None of the team members are strong characters. Bridget wants to succeed, but the rest of the team is just holding on. Meanwhile, the exec in charge is orbiting another planet.
I wonder, is there a reason that Apple put this together. What could it be? Does the advertainment above make you want to buy new equipment from the Kings and Queens of Cupertino? Or does it inspire you to break shit and run away?
Perfect Workers Are Perfectly Impossible
“With the suddenness and degree of the shift to remote work, the loss of childcare, and all of the worries that accompany the pandemic and its economic fallout, all of the things that typically cause burnout are intensified, which means the risk of burnout is intensified,” said Vanessa K. Bohns, associate professor of organizational behavior at Cornell University.

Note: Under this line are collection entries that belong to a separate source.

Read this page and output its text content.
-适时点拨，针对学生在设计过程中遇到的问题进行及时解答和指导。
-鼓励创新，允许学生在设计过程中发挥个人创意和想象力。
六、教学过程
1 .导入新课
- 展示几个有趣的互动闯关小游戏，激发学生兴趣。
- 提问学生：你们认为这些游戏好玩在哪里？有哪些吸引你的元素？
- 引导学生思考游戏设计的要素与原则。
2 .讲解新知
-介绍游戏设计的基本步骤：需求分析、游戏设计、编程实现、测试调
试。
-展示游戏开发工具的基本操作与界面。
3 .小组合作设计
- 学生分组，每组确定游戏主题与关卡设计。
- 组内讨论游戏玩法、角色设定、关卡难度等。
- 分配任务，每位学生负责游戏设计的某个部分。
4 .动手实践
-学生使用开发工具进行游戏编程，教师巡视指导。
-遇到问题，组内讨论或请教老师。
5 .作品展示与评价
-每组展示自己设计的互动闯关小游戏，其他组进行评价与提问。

Even before the pandemic hit there was an obsession with being the “ideal worker” that is always online and never turns down a project, explained Bohns.”This tendency has also been exacerbated by the shift to remote work. We worry that people are going to think we are slacking off at home,” she said.
And now with more than 20 million Americans out of work and widespread economic and job insecurity, there’s even more pressure for workers to want to show just how productive and invaluable they are.
“Many of us would benefit from lowering the expectations we hold for ourselves right now and feeling okay with ‘good enough,'” said Bohns.